1. Introduction
Attack Surface Discovery identifies DNS records and subdomains associated with your internet-facing domains. This vulnerability helps attackers map your external infrastructure, potentially revealing hidden services and weaknesses. It primarily affects organisations using public DNS servers for their top level domains, impacting confidentiality by exposing information about internal systems.
2. Technical Explanation
This plugin passively collects publicly available DNS records to build a view of an organisation’s attack surface. There is no direct exploitation path; however, the discovered information can be used in reconnaissance attacks. The main precondition for this vulnerability is having public DNS records associated with your domains.
- Root cause: Publicly accessible DNS records exist for a domain.
- Exploit mechanism: An attacker queries DNS servers to enumerate subdomains and related services, building a map of the target’s infrastructure. For example, an attacker could use tools like `dig` or `nslookup` to identify potential targets.
- Scope: Any organisation with publicly registered domains is affected.
3. Detection and Assessment
You can confirm exposure by manually querying DNS records for your domain. A thorough method involves using a dedicated reconnaissance tool.
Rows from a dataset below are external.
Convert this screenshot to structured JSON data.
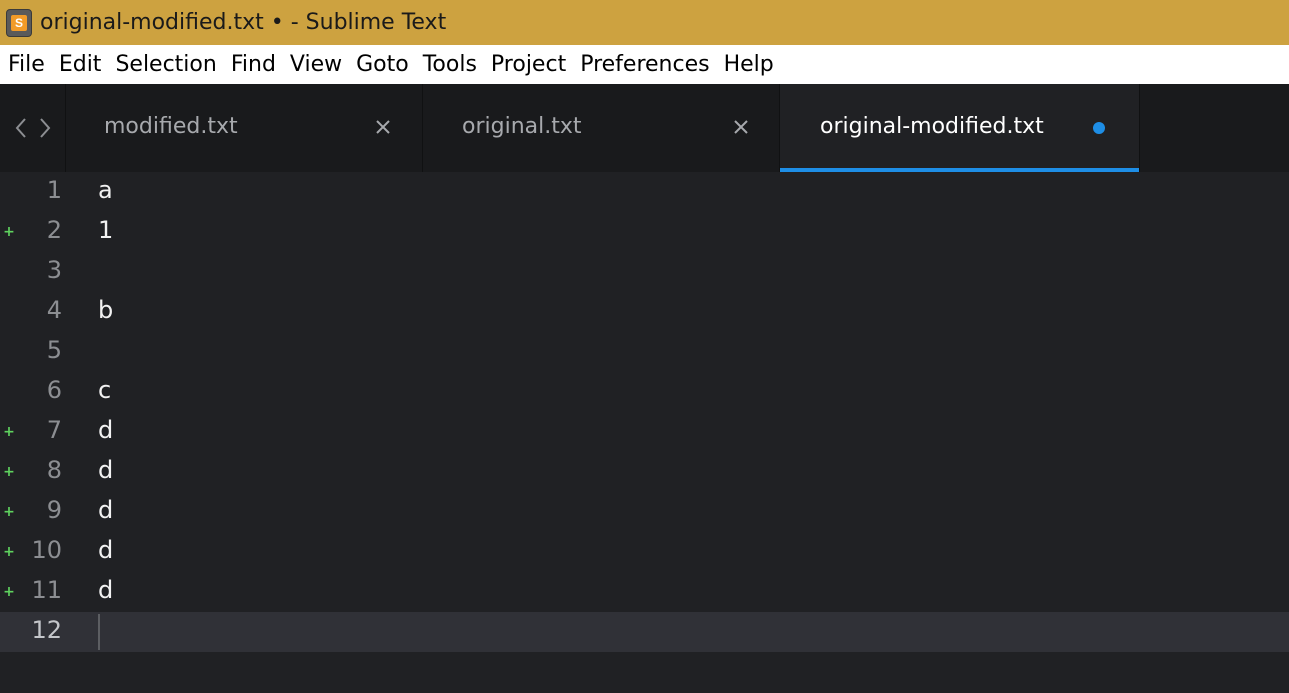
{
  "window": {
    "title": "original-modified.txt • - Sublime Text",
    "app_icon": "sublime-text-icon",
    "app_icon_letter": "S"
  },
  "menu": [
    "File",
    "Edit",
    "Selection",
    "Find",
    "View",
    "Goto",
    "Tools",
    "Project",
    "Preferences",
    "Help"
  ],
  "tabs": [
    {
      "label": "modified.txt",
      "active": false,
      "dirty": false
    },
    {
      "label": "original.txt",
      "active": false,
      "dirty": false
    },
    {
      "label": "original-modified.txt",
      "active": true,
      "dirty": true
    }
  ],
  "editor": {
    "current_line": 12,
    "lines": [
      {
        "number": "1",
        "text": "a",
        "added": false
      },
      {
        "number": "2",
        "text": "1",
        "added": true
      },
      {
        "number": "3",
        "text": "",
        "added": false
      },
      {
        "number": "4",
        "text": "b",
        "added": false
      },
      {
        "number": "5",
        "text": "",
        "added": false
      },
      {
        "number": "6",
        "text": "c",
        "added": false
      },
      {
        "number": "7",
        "text": "d",
        "added": true
      },
      {
        "number": "8",
        "text": "d",
        "added": true
      },
      {
        "number": "9",
        "text": "d",
        "added": true
      },
      {
        "number": "10",
        "text": "d",
        "added": true
      },
      {
        "number": "11",
        "text": "d",
        "added": true
      },
      {
        "number": "12",
        "text": "",
        "added": false
      }
    ]
  },
  "colors": {
    "titlebar": "#cda240",
    "accent": "#1e8ee6",
    "diff_added": "#5fd35f",
    "editor_bg": "#202124"
  }
}
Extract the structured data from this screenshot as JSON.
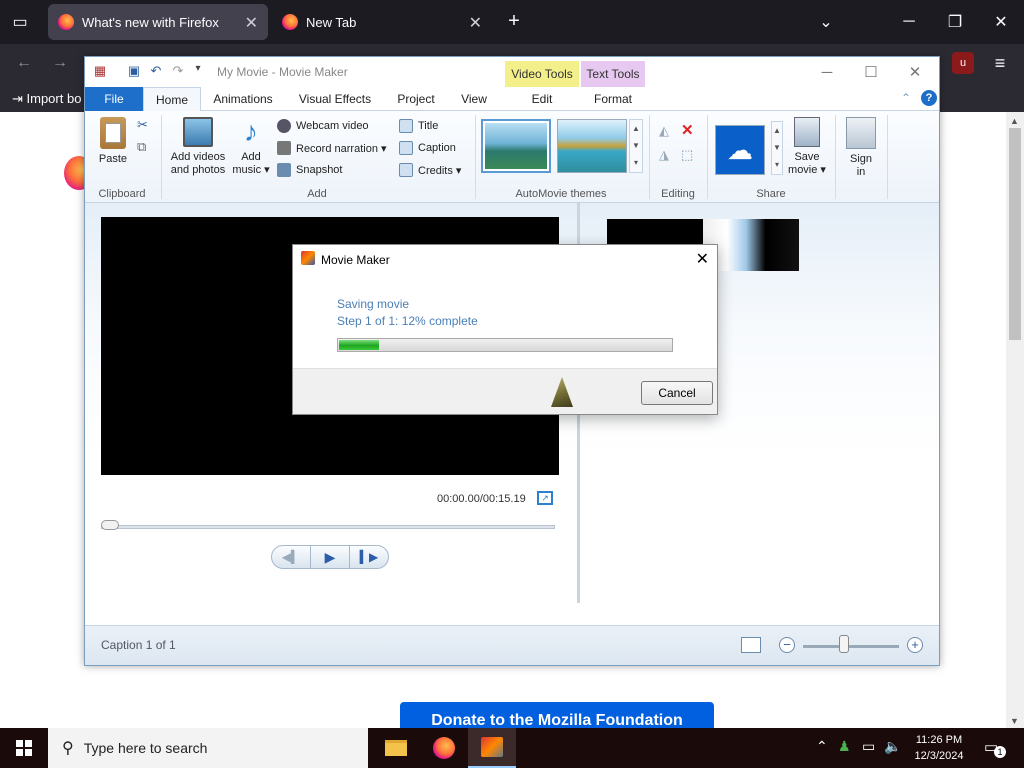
{
  "browser": {
    "tabs": [
      {
        "label": "What's new with Firefox"
      },
      {
        "label": "New Tab"
      }
    ],
    "bookmarks": {
      "import_label": "Import bo"
    },
    "page": {
      "donate_label": "Donate to the Mozilla Foundation"
    }
  },
  "moviemaker": {
    "title": "My Movie - Movie Maker",
    "context_tabs": {
      "video_tools": "Video Tools",
      "text_tools": "Text Tools"
    },
    "tabs": [
      "File",
      "Home",
      "Animations",
      "Visual Effects",
      "Project",
      "View",
      "Edit",
      "Format"
    ],
    "ribbon": {
      "clipboard": {
        "paste": "Paste",
        "group": "Clipboard"
      },
      "add": {
        "add_videos_line1": "Add videos",
        "add_videos_line2": "and photos",
        "add_music_line1": "Add",
        "add_music_line2": "music ▾",
        "webcam": "Webcam video",
        "record": "Record narration ▾",
        "snapshot": "Snapshot",
        "title": "Title",
        "caption": "Caption",
        "credits": "Credits ▾",
        "group": "Add"
      },
      "themes": {
        "group": "AutoMovie themes"
      },
      "editing": {
        "group": "Editing"
      },
      "share": {
        "save_line1": "Save",
        "save_line2": "movie ▾",
        "sign_line1": "Sign",
        "sign_line2": "in",
        "group": "Share"
      }
    },
    "preview": {
      "timecode": "00:00.00/00:15.19"
    },
    "status": {
      "caption": "Caption 1 of 1"
    }
  },
  "dialog": {
    "title": "Movie Maker",
    "line1": "Saving movie",
    "line2": "Step 1 of 1: 12% complete",
    "progress": 0.12,
    "cancel": "Cancel"
  },
  "taskbar": {
    "search_placeholder": "Type here to search",
    "time": "11:26 PM",
    "date": "12/3/2024",
    "notification_count": "1"
  },
  "colors": {
    "accent": "#1e6fc9",
    "progress": "#1fa51f",
    "taskbar": "#1a0a0a"
  }
}
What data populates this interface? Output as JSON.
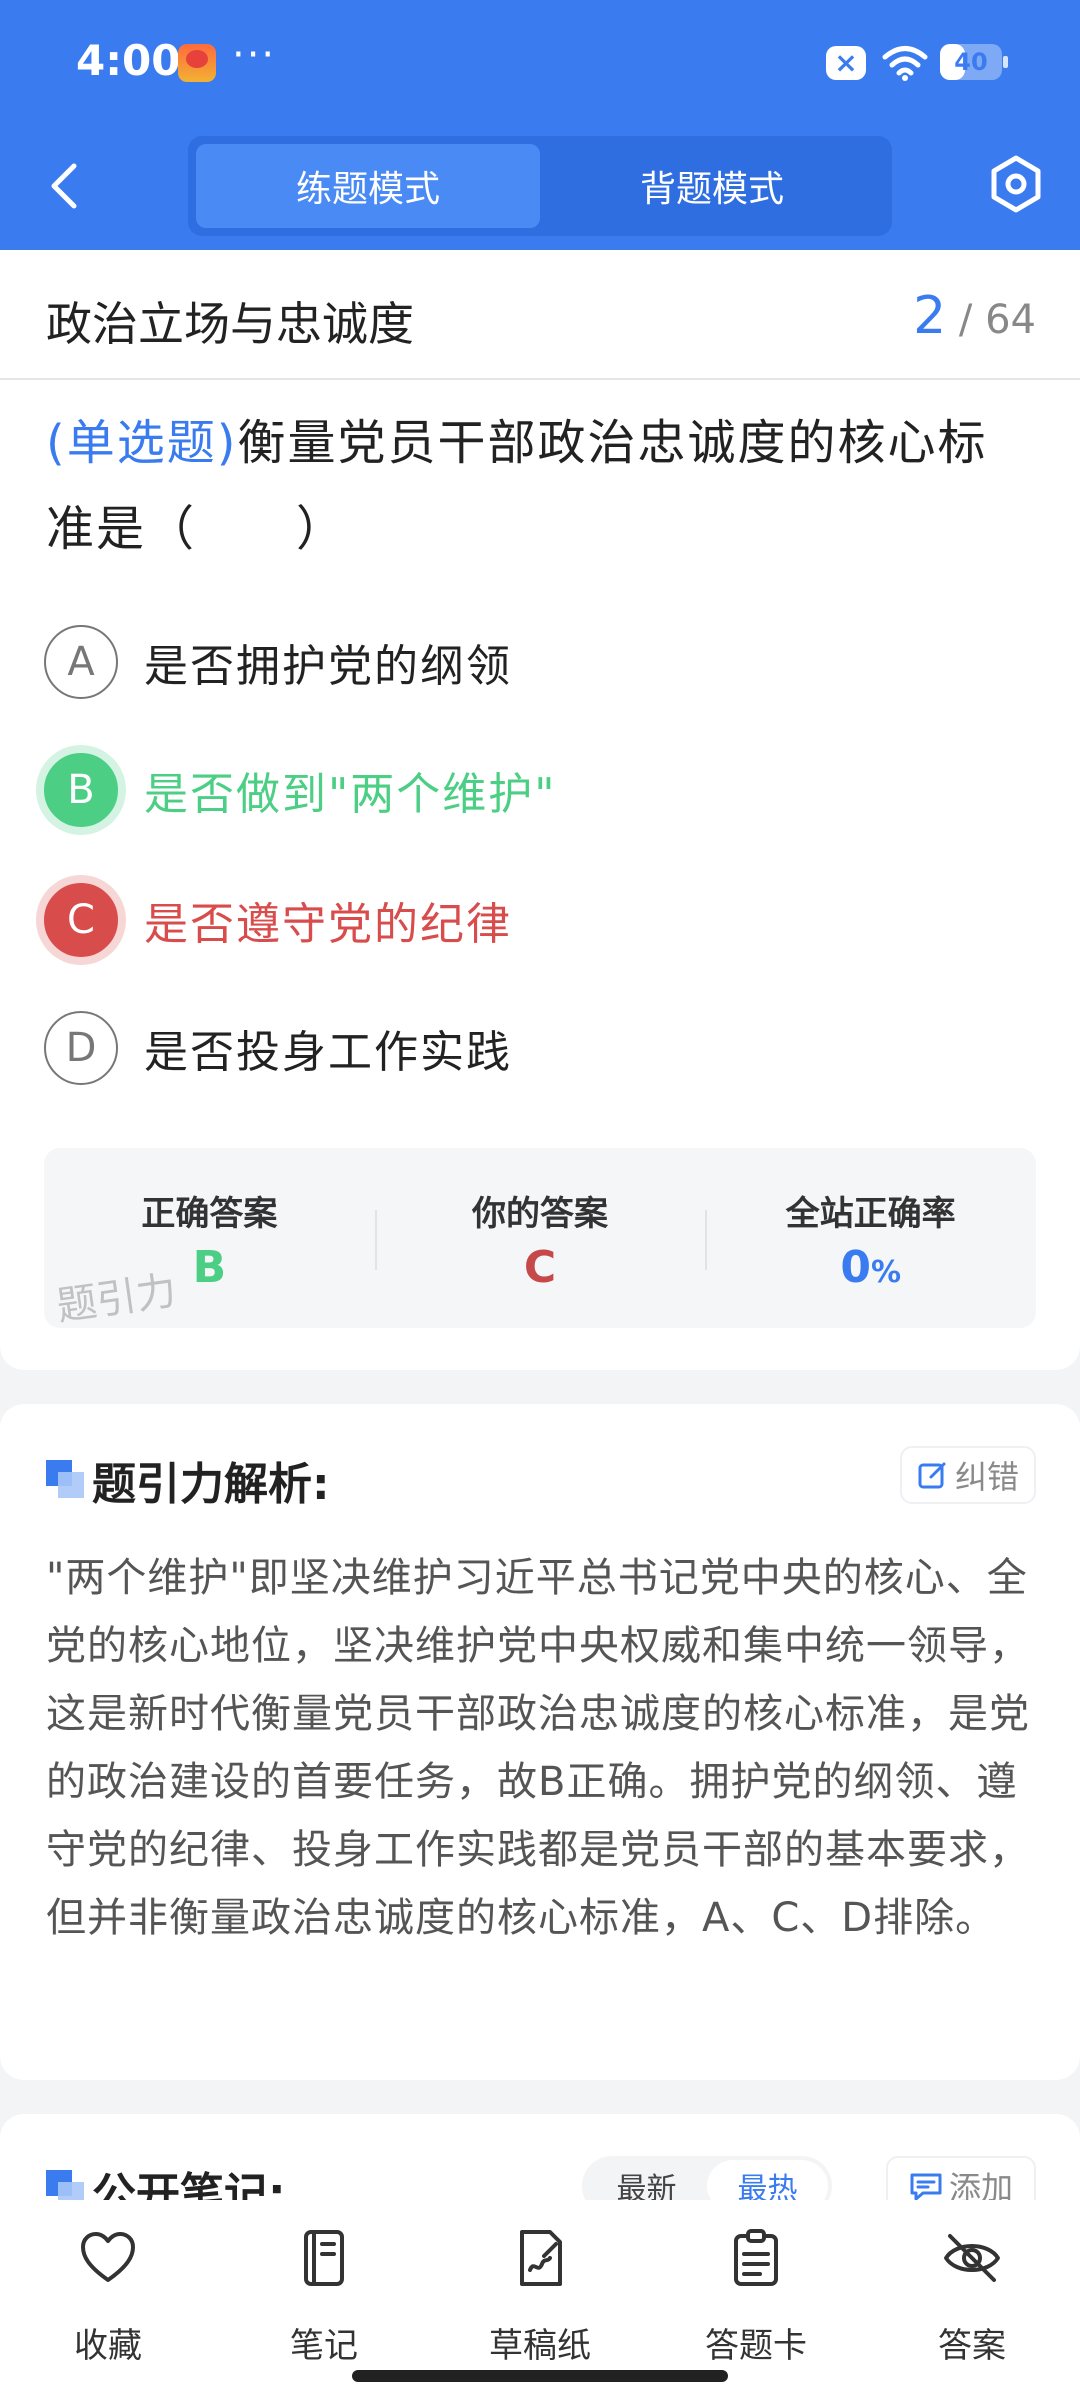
{
  "status_bar": {
    "time": "4:00",
    "dots": "···",
    "battery_level": "40",
    "battery_fraction": 0.4
  },
  "header": {
    "modes": [
      {
        "label": "练题模式",
        "active": true
      },
      {
        "label": "背题模式",
        "active": false
      }
    ]
  },
  "section": {
    "title": "政治立场与忠诚度",
    "current": "2",
    "separator": "/",
    "total": "64"
  },
  "question": {
    "type": "(单选题)",
    "text": "衡量党员干部政治忠诚度的核心标准是（　　）"
  },
  "options": [
    {
      "letter": "A",
      "text": "是否拥护党的纲领",
      "state": "normal"
    },
    {
      "letter": "B",
      "text": "是否做到\"两个维护\"",
      "state": "correct"
    },
    {
      "letter": "C",
      "text": "是否遵守党的纪律",
      "state": "wrong"
    },
    {
      "letter": "D",
      "text": "是否投身工作实践",
      "state": "normal"
    }
  ],
  "answer_summary": {
    "correct_label": "正确答案",
    "correct_value": "B",
    "yours_label": "你的答案",
    "yours_value": "C",
    "rate_label": "全站正确率",
    "rate_value": "0",
    "rate_unit": "%",
    "watermark": "题引力"
  },
  "analysis": {
    "title": "题引力解析:",
    "correct_button": "纠错",
    "text": "\"两个维护\"即坚决维护习近平总书记党中央的核心、全党的核心地位，坚决维护党中央权威和集中统一领导，这是新时代衡量党员干部政治忠诚度的核心标准，是党的政治建设的首要任务，故B正确。拥护党的纲领、遵守党的纪律、投身工作实践都是党员干部的基本要求，但并非衡量政治忠诚度的核心标准，A、C、D排除。"
  },
  "notes": {
    "title": "公开笔记:",
    "sort_options": [
      {
        "label": "最新",
        "active": false
      },
      {
        "label": "最热",
        "active": true
      }
    ],
    "add_button": "添加"
  },
  "bottom_nav": [
    {
      "label": "收藏",
      "icon": "heart-icon"
    },
    {
      "label": "笔记",
      "icon": "notebook-icon"
    },
    {
      "label": "草稿纸",
      "icon": "draft-icon"
    },
    {
      "label": "答题卡",
      "icon": "clipboard-icon"
    },
    {
      "label": "答案",
      "icon": "eye-off-icon"
    }
  ],
  "colors": {
    "primary": "#3a7cf0",
    "correct": "#4ccf84",
    "wrong": "#d84c4c"
  }
}
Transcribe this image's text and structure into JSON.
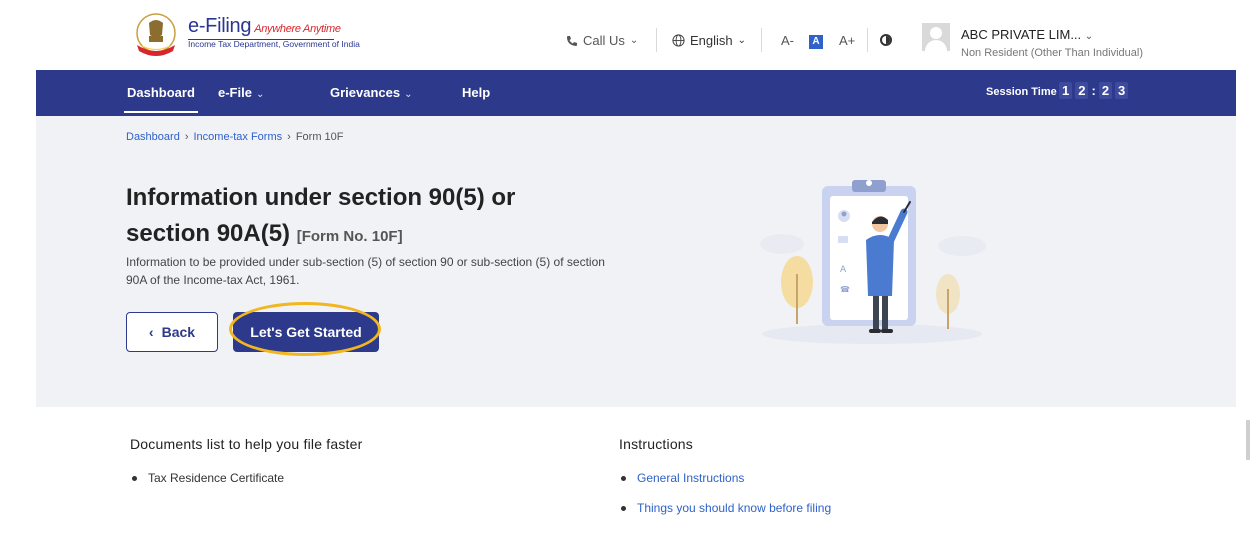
{
  "header": {
    "logo_title": "e-Filing",
    "logo_tagline": "Anywhere Anytime",
    "logo_subtitle": "Income Tax Department, Government of India",
    "call_us": "Call Us",
    "language": "English",
    "font_decrease": "A-",
    "font_default": "A",
    "font_increase": "A+",
    "user_name": "ABC PRIVATE LIM...",
    "user_type": "Non Resident (Other Than Individual)"
  },
  "nav": {
    "items": [
      {
        "label": "Dashboard",
        "active": true
      },
      {
        "label": "e-File",
        "dropdown": true
      },
      {
        "label": "Grievances",
        "dropdown": true
      },
      {
        "label": "Help"
      }
    ],
    "session_label": "Session Time",
    "session_digits": [
      "1",
      "2",
      "2",
      "3"
    ]
  },
  "breadcrumb": {
    "items": [
      "Dashboard",
      "Income-tax Forms",
      "Form 10F"
    ]
  },
  "hero": {
    "title": "Information under section 90(5) or section 90A(5)",
    "form_no": "[Form No. 10F]",
    "description": "Information to be provided under sub-section (5) of section 90 or sub-section (5) of section 90A of the Income-tax Act, 1961.",
    "back_label": "Back",
    "start_label": "Let's Get Started"
  },
  "documents": {
    "title": "Documents list to help you file faster",
    "items": [
      "Tax Residence Certificate"
    ]
  },
  "instructions": {
    "title": "Instructions",
    "items": [
      "General Instructions",
      "Things you should know before filing"
    ]
  },
  "colors": {
    "brand_navy": "#2d3a8c",
    "link_blue": "#2f62c9",
    "highlight": "#f2b61e",
    "hero_bg": "#f1f2f5"
  }
}
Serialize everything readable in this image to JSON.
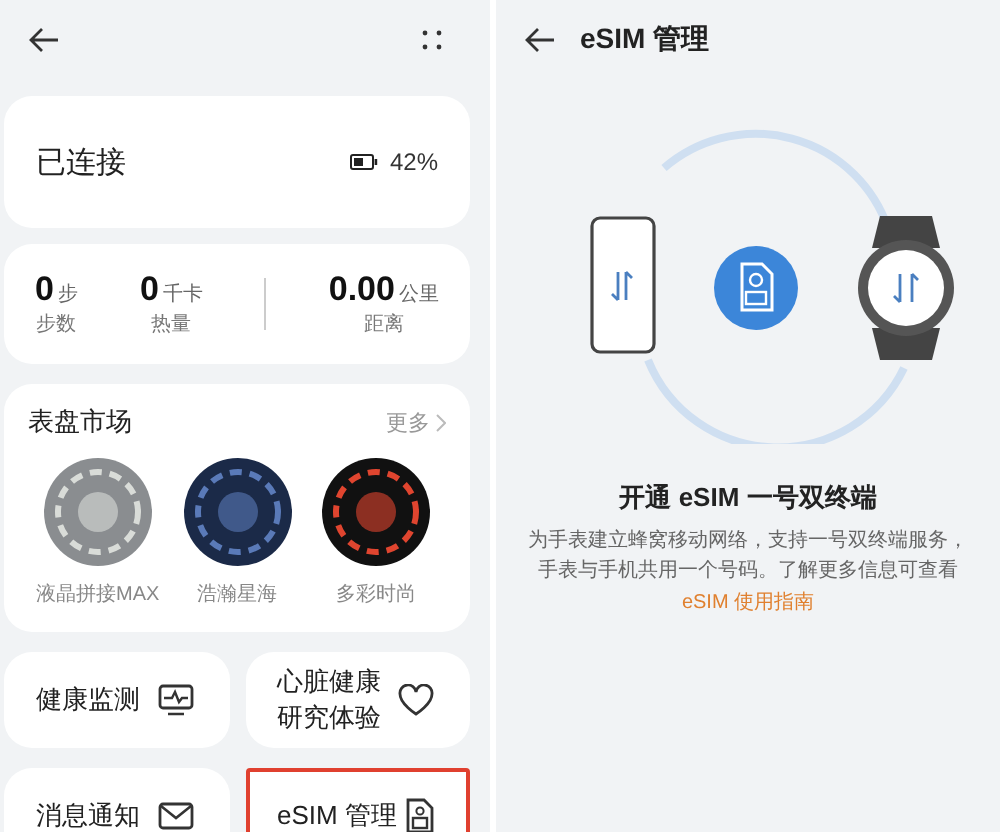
{
  "left": {
    "status": {
      "label": "已连接",
      "battery": "42%"
    },
    "stats": [
      {
        "value": "0",
        "unit": "步",
        "label": "步数"
      },
      {
        "value": "0",
        "unit": "千卡",
        "label": "热量"
      },
      {
        "value": "0.00",
        "unit": "公里",
        "label": "距离"
      }
    ],
    "watch_faces": {
      "title": "表盘市场",
      "more": "更多",
      "items": [
        {
          "name": "液晶拼接MAX",
          "kind": "lcd"
        },
        {
          "name": "浩瀚星海",
          "kind": "star"
        },
        {
          "name": "多彩时尚",
          "kind": "color"
        }
      ]
    },
    "tile_rows": [
      {
        "tiles": [
          {
            "lines": [
              "健康监测"
            ],
            "kind": "monitor",
            "highlighted": false
          },
          {
            "lines": [
              "心脏健康",
              "研究体验"
            ],
            "kind": "heart",
            "highlighted": false
          }
        ]
      },
      {
        "tiles": [
          {
            "lines": [
              "消息通知"
            ],
            "kind": "mail",
            "highlighted": false
          },
          {
            "lines": [
              "eSIM 管理"
            ],
            "kind": "sim",
            "highlighted": true
          }
        ]
      }
    ]
  },
  "right": {
    "title": "eSIM 管理",
    "heading": "开通 eSIM 一号双终端",
    "description": "为手表建立蜂窝移动网络，支持一号双终端服务，手表与手机共用一个号码。了解更多信息可查看",
    "link": "eSIM 使用指南"
  }
}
- Quick checks: Use the `dig` command to query for subdomains. For example, `dig yourdomain.com`.
- Scanning: Tools like Amass (https://github.com/OWASP/Amass) can be used to discover subdomains. This is an example only.
- Logs and evidence: DNS server logs may show queries for your domain from unknown sources, though this is not specific to this vulnerability.
dig yourdomain.com4. Solution / Remediation Steps
The following steps aim to reduce the attack surface by minimising unnecessary DNS records and subdomains.
4.1 Preparation
- Backups are not required for this vulnerability. No services need to be stopped.
- Dependencies: Access to your domain registrar or DNS provider is needed. Roll back involves reverting any changes made to DNS records.
- Change window needs and approval may depend on the size of your organisation and change control policies.
4.2 Implementation
- Step 1: Review all existing DNS records for your domain, identifying any unnecessary or outdated entries.
- Step 2: Remove any identified unnecessary subdomains or records from your DNS configuration.
- Step 3: Ensure that wildcard DNS records are used cautiously and only when necessary.
4.3 Config or Code Example
Before
# Example DNS record with unnecessary subdomain
*.testdomain.com. IN A 192.0.2.1
After
# Unnecessary subdomain removed
testdomain.com. IN A 192.0.2.1
4.4 Security Practices Relevant to This Vulnerability
Several security practices can help reduce the attack surface and mitigate risks associated with this vulnerability type.
- Practice 1: Least privilege – limit access to DNS configuration to only authorised personnel.
- Practice 2: Regular review – periodically audit DNS records for unnecessary or outdated entries.
4.5 Automation (Optional)
Automation scripts can be used to scan and identify potentially problematic DNS records, but manual verification is still recommended.
#!/bin/bash
# Example script to list all DNS records for a domain
domain="yourdomain.com"
dig +short $domain | sort -u
5. Verification / Validation
Confirm the fix by re-running the initial detection methods and verifying that unnecessary subdomains have been removed.
- Post-fix check: Run `dig yourdomain.com` and confirm that only expected subdomains are listed.
- Re-test: Re-run a subdomain enumeration tool like Amass to verify the reduction in discovered subdomains.
- Monitoring: Monitor DNS server logs for unexpected queries or changes to DNS records as an example alert.
dig yourdomain.com6. Preventive Measures and Monitoring
Regularly reviewing and updating security baselines can help prevent this issue.
- Baselines: Update a security baseline to include regular DNS record audits as an example control.
- Pipelines: Integrate subdomain enumeration tools into CI/CD pipelines to identify new or unexpected subdomains.
- Asset and patch process: Implement a regular asset inventory process to track all internet-facing assets, including domains and subdomains.
7. Risks, Side Effects, and Roll Back
Removing necessary DNS records can cause service disruptions. Always test changes in a non-production environment first.
- Roll back: Revert any changes made to the DNS configuration if issues arise.
8. References and Resources
Links only to sources that match this exact vulnerability. Use official advisories and trusted documentation. Do not include generic links.
- Vendor advisory or bulletin: Not applicable for this general issue.
- NVD or CVE entry: Not applicable for this general issue.
- Product or platform documentation relevant to the fix: Your DNS provider’s documentation on managing DNS records.